The article ends with an apt quote. It is very important to provide an appropriate conclusion to every feature (but not to hard news reports).

Also pay attention to the sidebars: If You Go; Where To Stop; Where To Eat; What To Do At Night; Where To Stay; Getting There.

And isn't that a fantastic picture at the top of the page of a young bride at the Kalighat temple in south Calcutta? Go through the slide show, too.
  • Photo courtesy: The New York Times

Friday, April 16, 2010

Time says the iPad will usher in a new era for journalism

The managing editor of Time, Richard Stengel, writes: "In the media these days, we have to participate in things that we also cover. I am not one of those who see the tablet as the solution for all the media's problems, but I do see it as a dynamic new way that we can present great reporting and writing to our readers. For the first time since the magazine's birth in 1923, we will soon be delivering the entire contents of TIME to paying customers in a radically different way: as a self-contained application that you can download to the iPad."

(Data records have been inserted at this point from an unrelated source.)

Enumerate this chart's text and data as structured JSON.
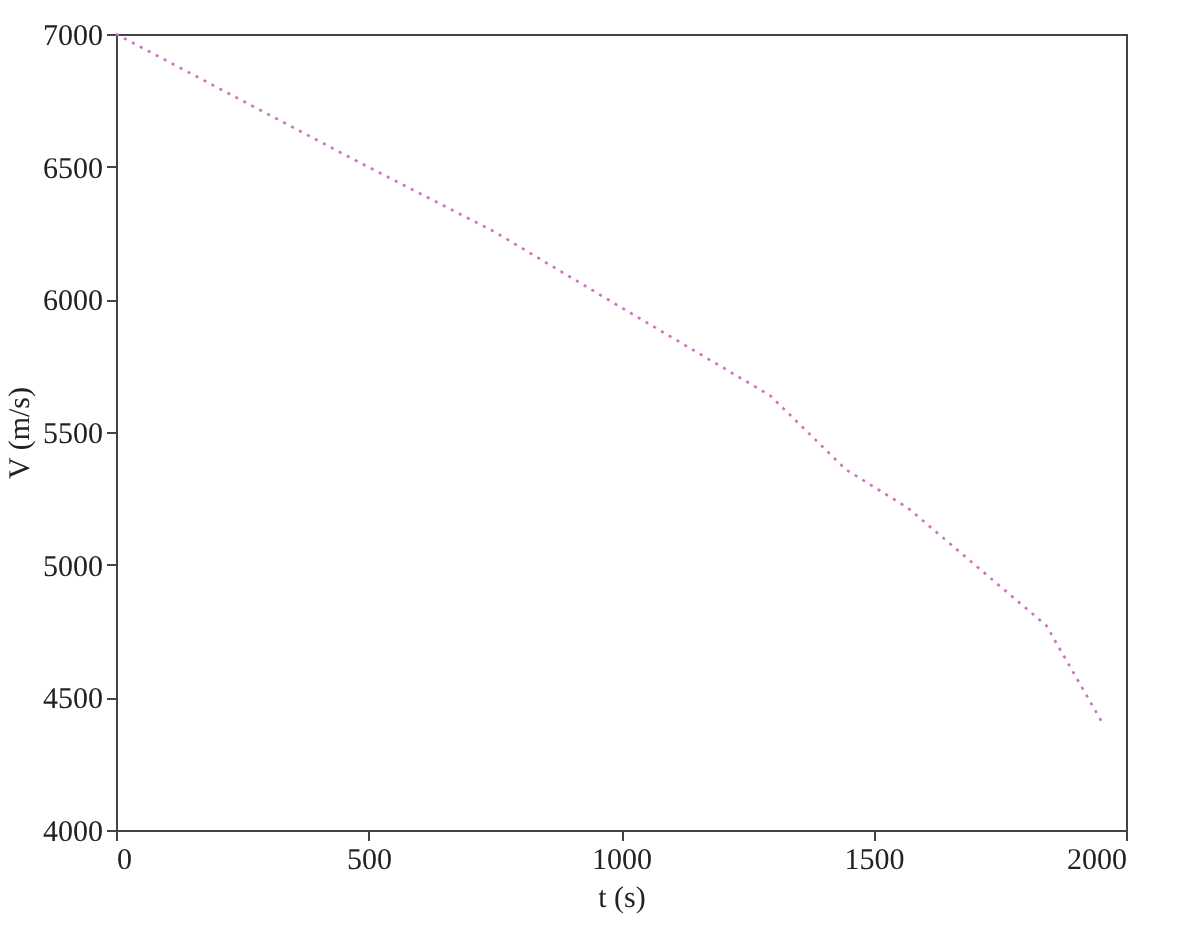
{
  "chart_data": {
    "type": "line",
    "xlabel": "t (s)",
    "ylabel": "V (m/s)",
    "x": [
      0,
      202,
      475,
      749,
      1022,
      1295,
      1445,
      1568,
      1842,
      1951
    ],
    "series": [
      {
        "color": "#d070c0",
        "values": [
          7000,
          6797,
          6523,
          6255,
          5945,
          5638,
          5359,
          5214,
          4771,
          4411
        ]
      }
    ],
    "xlim": [
      0,
      2000
    ],
    "ylim": [
      4000,
      7000
    ],
    "xticks": [
      0,
      500,
      1000,
      1500,
      2000
    ],
    "yticks": [
      4000,
      4500,
      5000,
      5500,
      6000,
      6500,
      7000
    ],
    "grid": false,
    "line_style": "dotted",
    "marker": "none"
  }
}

"The Reporter: A Handbook For Every Journalist"

Here's an interesting book that should be helpful for media students. Though it has its share of typos and cliched writing, The Reporter has some useful advice for novice journos. The authors Arindam Basu and Sujoy Dhar, both senior journalists, have thoughtfully included sections on the different kinds of reporting: from beat reporting to rural reporting and political reporting to wire reporting they are all in this handbook.

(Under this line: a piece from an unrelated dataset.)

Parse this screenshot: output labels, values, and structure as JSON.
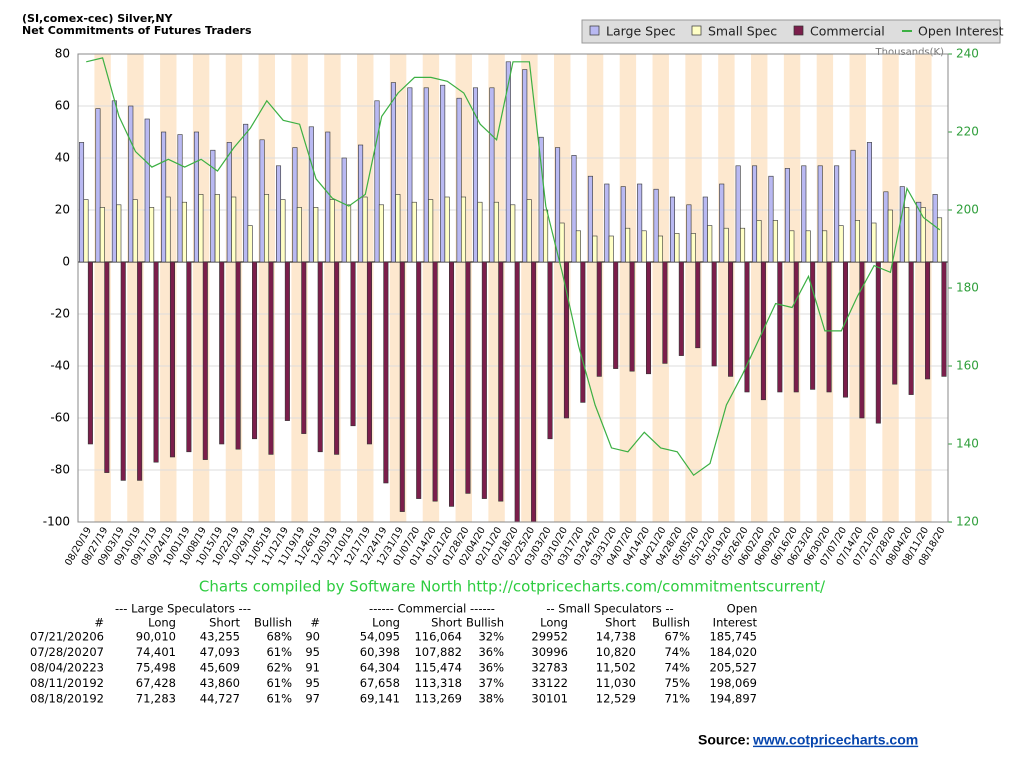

An added attraction: There's an "expert view" at the end of each chapter, with well-known journalists like Rajdeep Sardesai and Raju Narisetti, the founding editor of Mint, weighing in on the important issues in their field.

A copy has been placed in the Commits library but those interested in print journalism will benefit from buying a copy. At Rs.175, it is a steal.

Heard of online video cartooning?

No? Well, when Mark Fiore won the Pulitzer Prize for editorial cartooning this week, it was the first time since the category of editorial cartooning was created in 1922 that the Pulitzer had gone to an artist whose work does not appear in print.

The Pulitzer jury said Fiore's "biting wit, extensive research and ability to distill complex issues set a high standard for an emerging form of commentary" -- 
online video cartooning. Read more here.

And go here to enjoy his work.

The BEST blog on photojournalism

Lens the New York Times blog on "photography, video, and visual journalism" is a magnificent web classroom for photography buffs, especially those keen on photojournalism.

In the section titled "Art of Photojournalism", you can study "the finest pictures, past and present". In "Craft of Photojournalism", you can go behind the scenes and on assignment with news photographers around the world.

And these are just two of the gems waiting to be discovered by Commitscions.